Muchas veces pienso que va a salir en cualquier momento una cámara oculta de un seto para darme una sorpresa, porque en todo el desastre que vivo siempre pienso que está todo guionizado. Y el episodio de hoy comienza perdiendo un AVE para irme a Córdoba.
Desgraciadamente, esta historia no termina conmigo enamorándome del chico que llevo teniendo en el asiento de al lado seis horas en el autobús que he cogido de urgencia para llegar a mi destino. Sobre todo porque las únicas palabras que hemos intercambiado han sido «¿Andújar?». «No, esa es la anterior». Y se ha bajado ahí, sin un adiós. ¿Ya a nadie le importa compartir reposabrazos durante seis horas por media España? ¿A dónde vamos a llegar?

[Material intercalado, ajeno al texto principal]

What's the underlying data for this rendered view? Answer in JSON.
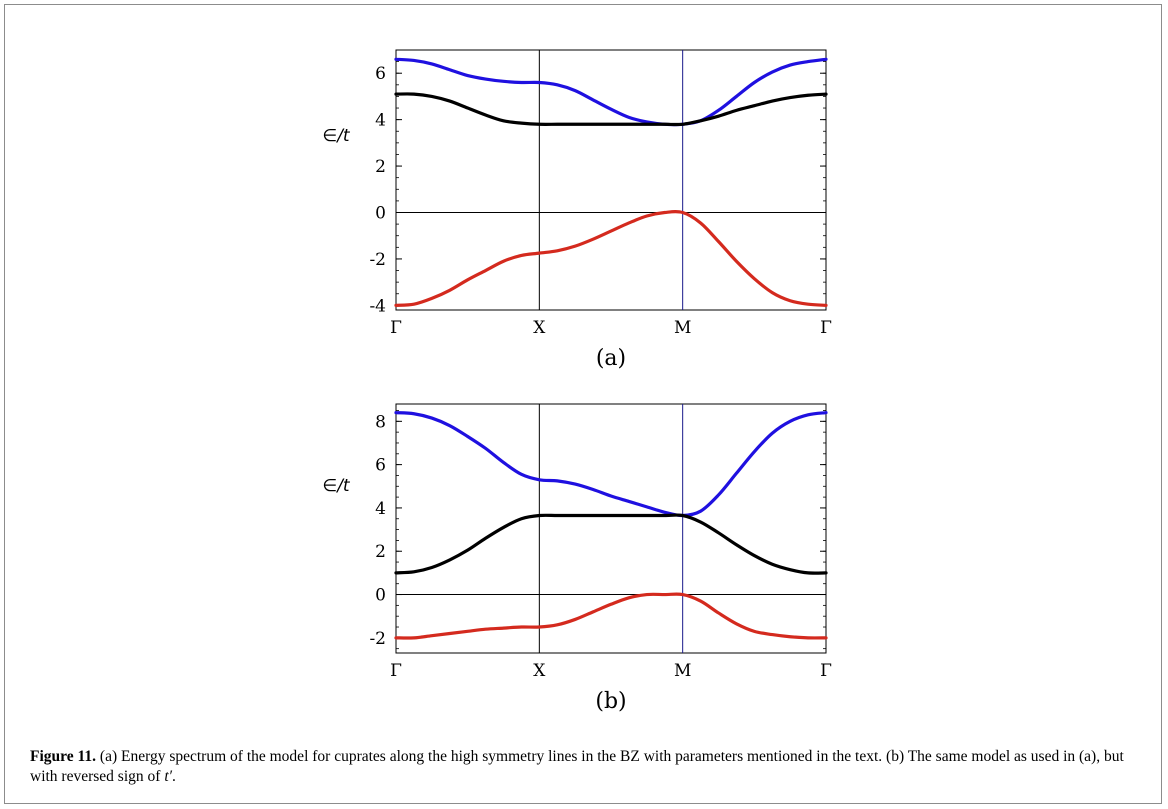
{
  "caption": {
    "label": "Figure 11.",
    "text": " (a) Energy spectrum of the model for cuprates along the high symmetry lines in the BZ with parameters mentioned in the text. (b) The same model as used in (a), but with reversed sign of ",
    "symbol": "t′",
    "end": "."
  },
  "chart_data": [
    {
      "type": "line",
      "panel_label": "(a)",
      "ylabel": "∈/t",
      "x_ticks": [
        "Γ",
        "X",
        "M",
        "Γ"
      ],
      "x": [
        0,
        0.125,
        0.25,
        0.375,
        0.5,
        0.625,
        0.75,
        0.875,
        1,
        1.125,
        1.25,
        1.375,
        1.5,
        1.625,
        1.75,
        1.875,
        2,
        2.125,
        2.25,
        2.375,
        2.5,
        2.625,
        2.75,
        2.875,
        3
      ],
      "ylim": [
        -4.2,
        7.0
      ],
      "yticks": [
        -4,
        -2,
        0,
        2,
        4,
        6
      ],
      "series": [
        {
          "color": "#1f10e0",
          "values": [
            6.6,
            6.55,
            6.4,
            6.15,
            5.9,
            5.75,
            5.65,
            5.6,
            5.6,
            5.5,
            5.25,
            4.85,
            4.45,
            4.1,
            3.9,
            3.8,
            3.8,
            3.95,
            4.4,
            5.0,
            5.6,
            6.05,
            6.35,
            6.5,
            6.6
          ]
        },
        {
          "color": "#000000",
          "values": [
            5.1,
            5.1,
            5.0,
            4.8,
            4.5,
            4.2,
            3.95,
            3.85,
            3.8,
            3.8,
            3.8,
            3.8,
            3.8,
            3.8,
            3.8,
            3.8,
            3.8,
            3.95,
            4.15,
            4.4,
            4.6,
            4.8,
            4.95,
            5.05,
            5.1
          ]
        },
        {
          "color": "#d42a1e",
          "values": [
            -4.0,
            -3.95,
            -3.7,
            -3.35,
            -2.9,
            -2.5,
            -2.1,
            -1.85,
            -1.75,
            -1.65,
            -1.45,
            -1.15,
            -0.8,
            -0.45,
            -0.15,
            0.0,
            0.0,
            -0.45,
            -1.25,
            -2.1,
            -2.85,
            -3.45,
            -3.8,
            -3.95,
            -4.0
          ]
        }
      ]
    },
    {
      "type": "line",
      "panel_label": "(b)",
      "ylabel": "∈/t",
      "x_ticks": [
        "Γ",
        "X",
        "M",
        "Γ"
      ],
      "x": [
        0,
        0.125,
        0.25,
        0.375,
        0.5,
        0.625,
        0.75,
        0.875,
        1,
        1.125,
        1.25,
        1.375,
        1.5,
        1.625,
        1.75,
        1.875,
        2,
        2.125,
        2.25,
        2.375,
        2.5,
        2.625,
        2.75,
        2.875,
        3
      ],
      "ylim": [
        -2.7,
        8.8
      ],
      "yticks": [
        -2,
        0,
        2,
        4,
        6,
        8
      ],
      "series": [
        {
          "color": "#1f10e0",
          "values": [
            8.4,
            8.35,
            8.15,
            7.8,
            7.3,
            6.75,
            6.1,
            5.55,
            5.3,
            5.25,
            5.1,
            4.85,
            4.55,
            4.3,
            4.05,
            3.8,
            3.65,
            3.85,
            4.6,
            5.6,
            6.6,
            7.45,
            8.0,
            8.3,
            8.4
          ]
        },
        {
          "color": "#000000",
          "values": [
            1.0,
            1.05,
            1.25,
            1.6,
            2.05,
            2.6,
            3.1,
            3.5,
            3.65,
            3.65,
            3.65,
            3.65,
            3.65,
            3.65,
            3.65,
            3.65,
            3.65,
            3.35,
            2.85,
            2.3,
            1.8,
            1.4,
            1.15,
            1.0,
            1.0
          ]
        },
        {
          "color": "#d42a1e",
          "values": [
            -2.0,
            -2.0,
            -1.9,
            -1.8,
            -1.7,
            -1.6,
            -1.55,
            -1.5,
            -1.5,
            -1.4,
            -1.15,
            -0.8,
            -0.45,
            -0.15,
            0.0,
            0.0,
            0.0,
            -0.3,
            -0.85,
            -1.35,
            -1.7,
            -1.85,
            -1.95,
            -2.0,
            -2.0
          ]
        }
      ]
    }
  ]
}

Pero sí que concluye con el desenlace de las voces que he escuchado del resto de viajeros que estaban encerrados conmigo durante medio día muy largo. Las tres chicas de delante iban al pueblo de su amiga de la universidad, los dos de detrás volvían a sus orígenes. La muchacha de al lado venía del trabajo en la gran ciudad y no podía dejar de hablar con todo el mundo. Y luego estaban mis favoritos, los últimos a los que escuchaba. Eran una familia con dos niños que hablaban alemán y español con una facilidad pasmosa y un acento extraordinario. Nada de 'pego' para decir 'perro'. Las erres como deben. Juegan los niños durante esas horas eternas con sus coches de policía: «¡Ayuda! ¡Socorro!». «Ya vienen los bomberos, hijo», le decía la madre, y luego metía una frase germana. Porque pocas cosas me descolocan más que tantas horas sin entender cómo se puede llegar a ese nivel de control en dos idiomas teniendo dos años. Hasta que lo entendí seis horas más tarde.

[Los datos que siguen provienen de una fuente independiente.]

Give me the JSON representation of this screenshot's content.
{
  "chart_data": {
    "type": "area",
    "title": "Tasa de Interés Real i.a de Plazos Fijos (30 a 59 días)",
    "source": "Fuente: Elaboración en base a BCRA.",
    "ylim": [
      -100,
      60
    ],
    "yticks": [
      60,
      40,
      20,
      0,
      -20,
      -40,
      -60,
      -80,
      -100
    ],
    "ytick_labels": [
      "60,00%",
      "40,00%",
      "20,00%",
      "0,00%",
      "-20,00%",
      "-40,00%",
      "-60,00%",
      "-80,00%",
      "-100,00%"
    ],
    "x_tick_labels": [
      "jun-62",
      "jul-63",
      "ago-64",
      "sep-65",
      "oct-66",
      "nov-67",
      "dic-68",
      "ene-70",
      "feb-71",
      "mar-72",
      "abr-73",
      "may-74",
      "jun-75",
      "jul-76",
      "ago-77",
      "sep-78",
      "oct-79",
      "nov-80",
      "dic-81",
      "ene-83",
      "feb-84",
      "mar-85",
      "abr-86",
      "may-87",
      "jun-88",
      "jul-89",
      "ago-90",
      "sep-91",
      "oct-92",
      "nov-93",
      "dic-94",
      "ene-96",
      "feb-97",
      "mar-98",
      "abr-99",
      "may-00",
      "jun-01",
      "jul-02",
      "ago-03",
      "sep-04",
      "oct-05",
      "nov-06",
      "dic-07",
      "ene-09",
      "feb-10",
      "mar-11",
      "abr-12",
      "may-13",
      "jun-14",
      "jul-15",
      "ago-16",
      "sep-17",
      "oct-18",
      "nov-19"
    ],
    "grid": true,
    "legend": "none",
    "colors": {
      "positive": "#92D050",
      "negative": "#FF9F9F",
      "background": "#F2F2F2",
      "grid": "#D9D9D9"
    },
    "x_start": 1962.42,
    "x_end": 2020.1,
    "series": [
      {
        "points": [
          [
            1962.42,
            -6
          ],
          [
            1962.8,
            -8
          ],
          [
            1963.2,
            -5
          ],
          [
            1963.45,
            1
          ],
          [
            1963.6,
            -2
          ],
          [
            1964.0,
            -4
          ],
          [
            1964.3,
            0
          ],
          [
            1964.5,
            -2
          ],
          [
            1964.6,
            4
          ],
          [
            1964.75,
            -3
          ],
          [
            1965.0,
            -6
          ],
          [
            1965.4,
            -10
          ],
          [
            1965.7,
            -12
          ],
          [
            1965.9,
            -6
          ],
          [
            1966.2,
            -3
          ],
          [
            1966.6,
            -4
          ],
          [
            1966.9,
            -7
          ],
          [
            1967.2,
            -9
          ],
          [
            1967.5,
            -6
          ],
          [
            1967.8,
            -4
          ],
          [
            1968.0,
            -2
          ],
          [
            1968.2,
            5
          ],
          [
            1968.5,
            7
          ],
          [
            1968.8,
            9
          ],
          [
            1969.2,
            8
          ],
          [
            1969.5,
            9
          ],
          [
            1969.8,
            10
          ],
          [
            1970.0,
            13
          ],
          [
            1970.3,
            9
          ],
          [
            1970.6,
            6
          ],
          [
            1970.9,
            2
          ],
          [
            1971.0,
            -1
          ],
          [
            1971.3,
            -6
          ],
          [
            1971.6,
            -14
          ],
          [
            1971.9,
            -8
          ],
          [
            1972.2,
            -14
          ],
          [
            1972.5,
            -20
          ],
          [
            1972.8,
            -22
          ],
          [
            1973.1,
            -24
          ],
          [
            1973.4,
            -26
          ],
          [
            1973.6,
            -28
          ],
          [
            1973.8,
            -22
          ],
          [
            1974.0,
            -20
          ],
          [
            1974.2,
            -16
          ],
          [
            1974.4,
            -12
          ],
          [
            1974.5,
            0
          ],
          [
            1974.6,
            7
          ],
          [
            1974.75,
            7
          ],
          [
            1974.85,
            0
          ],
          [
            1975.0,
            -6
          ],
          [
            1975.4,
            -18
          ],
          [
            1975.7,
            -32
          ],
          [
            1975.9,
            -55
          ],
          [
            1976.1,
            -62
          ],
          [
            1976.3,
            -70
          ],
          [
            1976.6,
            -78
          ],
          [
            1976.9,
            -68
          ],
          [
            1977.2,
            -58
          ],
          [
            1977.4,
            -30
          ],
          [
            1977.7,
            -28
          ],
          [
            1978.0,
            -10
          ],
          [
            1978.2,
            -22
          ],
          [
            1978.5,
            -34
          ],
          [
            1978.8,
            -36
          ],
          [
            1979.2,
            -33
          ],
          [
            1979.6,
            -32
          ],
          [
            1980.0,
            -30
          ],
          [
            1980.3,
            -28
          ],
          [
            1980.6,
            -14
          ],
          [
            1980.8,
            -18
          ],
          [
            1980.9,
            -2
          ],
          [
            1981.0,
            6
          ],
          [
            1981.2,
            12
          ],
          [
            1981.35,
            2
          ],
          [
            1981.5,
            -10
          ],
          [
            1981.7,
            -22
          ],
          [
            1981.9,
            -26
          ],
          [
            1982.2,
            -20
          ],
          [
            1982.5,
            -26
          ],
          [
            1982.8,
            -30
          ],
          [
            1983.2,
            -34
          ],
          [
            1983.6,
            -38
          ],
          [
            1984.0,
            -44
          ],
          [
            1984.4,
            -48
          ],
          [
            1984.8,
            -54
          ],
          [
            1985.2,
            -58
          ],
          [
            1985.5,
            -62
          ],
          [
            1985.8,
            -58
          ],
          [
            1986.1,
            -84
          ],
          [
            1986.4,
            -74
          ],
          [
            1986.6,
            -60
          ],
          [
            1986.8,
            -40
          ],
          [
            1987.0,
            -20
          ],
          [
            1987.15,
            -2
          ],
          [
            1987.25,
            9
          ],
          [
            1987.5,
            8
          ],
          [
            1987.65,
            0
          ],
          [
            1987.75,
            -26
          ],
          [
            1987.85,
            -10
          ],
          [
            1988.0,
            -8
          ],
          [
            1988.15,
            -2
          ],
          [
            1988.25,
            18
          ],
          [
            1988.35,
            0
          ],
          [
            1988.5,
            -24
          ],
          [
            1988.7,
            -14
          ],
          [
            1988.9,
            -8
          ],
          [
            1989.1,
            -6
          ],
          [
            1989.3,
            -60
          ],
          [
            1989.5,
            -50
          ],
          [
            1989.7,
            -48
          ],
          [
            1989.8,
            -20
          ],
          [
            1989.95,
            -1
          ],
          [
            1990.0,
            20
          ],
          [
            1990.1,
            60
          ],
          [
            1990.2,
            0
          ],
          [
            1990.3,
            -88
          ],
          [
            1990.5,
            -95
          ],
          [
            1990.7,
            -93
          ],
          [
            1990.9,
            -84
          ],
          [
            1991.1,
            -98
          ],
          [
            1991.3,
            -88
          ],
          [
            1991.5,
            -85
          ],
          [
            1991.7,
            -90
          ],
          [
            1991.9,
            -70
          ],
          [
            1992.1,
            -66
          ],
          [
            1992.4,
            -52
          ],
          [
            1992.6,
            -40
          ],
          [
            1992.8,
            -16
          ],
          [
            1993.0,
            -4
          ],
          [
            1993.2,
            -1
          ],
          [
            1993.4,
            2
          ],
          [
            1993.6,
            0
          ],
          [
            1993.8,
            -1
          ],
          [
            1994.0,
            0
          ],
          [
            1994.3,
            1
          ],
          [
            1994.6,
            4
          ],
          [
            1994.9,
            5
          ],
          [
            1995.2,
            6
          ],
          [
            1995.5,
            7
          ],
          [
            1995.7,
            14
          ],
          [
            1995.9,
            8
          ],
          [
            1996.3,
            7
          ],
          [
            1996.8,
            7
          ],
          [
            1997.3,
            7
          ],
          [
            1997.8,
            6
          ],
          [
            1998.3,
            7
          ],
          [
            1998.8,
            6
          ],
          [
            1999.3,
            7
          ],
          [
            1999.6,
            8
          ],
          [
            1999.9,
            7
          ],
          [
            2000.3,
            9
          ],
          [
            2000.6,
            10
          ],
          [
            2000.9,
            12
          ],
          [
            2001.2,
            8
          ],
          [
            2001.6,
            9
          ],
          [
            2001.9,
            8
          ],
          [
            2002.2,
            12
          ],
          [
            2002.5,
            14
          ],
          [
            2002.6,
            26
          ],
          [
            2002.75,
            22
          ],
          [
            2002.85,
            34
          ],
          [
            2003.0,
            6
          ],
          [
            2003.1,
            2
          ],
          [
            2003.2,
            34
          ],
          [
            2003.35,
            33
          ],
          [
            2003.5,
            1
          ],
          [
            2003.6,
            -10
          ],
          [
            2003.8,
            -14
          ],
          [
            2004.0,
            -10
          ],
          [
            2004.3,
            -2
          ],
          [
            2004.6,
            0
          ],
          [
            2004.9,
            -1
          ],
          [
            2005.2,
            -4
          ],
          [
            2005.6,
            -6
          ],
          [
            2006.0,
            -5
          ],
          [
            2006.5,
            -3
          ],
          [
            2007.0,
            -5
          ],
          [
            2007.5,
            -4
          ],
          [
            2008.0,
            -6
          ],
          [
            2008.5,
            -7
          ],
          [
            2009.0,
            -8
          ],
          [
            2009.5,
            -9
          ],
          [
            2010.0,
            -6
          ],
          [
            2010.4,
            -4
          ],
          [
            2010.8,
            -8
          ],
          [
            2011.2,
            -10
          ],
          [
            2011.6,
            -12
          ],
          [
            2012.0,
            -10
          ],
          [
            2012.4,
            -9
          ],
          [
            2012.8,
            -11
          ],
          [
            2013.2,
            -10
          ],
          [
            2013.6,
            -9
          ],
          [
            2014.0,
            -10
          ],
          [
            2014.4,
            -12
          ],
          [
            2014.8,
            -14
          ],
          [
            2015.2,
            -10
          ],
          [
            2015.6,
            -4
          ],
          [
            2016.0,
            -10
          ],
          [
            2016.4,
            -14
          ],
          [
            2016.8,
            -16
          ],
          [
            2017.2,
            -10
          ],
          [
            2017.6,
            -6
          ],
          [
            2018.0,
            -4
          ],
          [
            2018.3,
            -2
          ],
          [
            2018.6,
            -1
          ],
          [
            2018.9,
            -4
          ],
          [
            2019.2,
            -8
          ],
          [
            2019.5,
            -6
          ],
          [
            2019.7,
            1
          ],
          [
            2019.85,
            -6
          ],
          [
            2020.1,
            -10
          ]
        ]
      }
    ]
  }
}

«¡Ahí está el abuelo! ¡Mira, que no nos ve! ¡Por fin!». Ay, debe ser internacional ese sentimiento. Y la sonrisa del abuelo en la estación. Les ha cogido a los dos en volandas un cordobés de cepa para dar las gracias a Dios por haber hecho fiesta sólo para vivir la alegría de su Pascua, que no es otra, si no verlos. Feliz Semana Santa y, sobre todo, feliz vuelta a casa.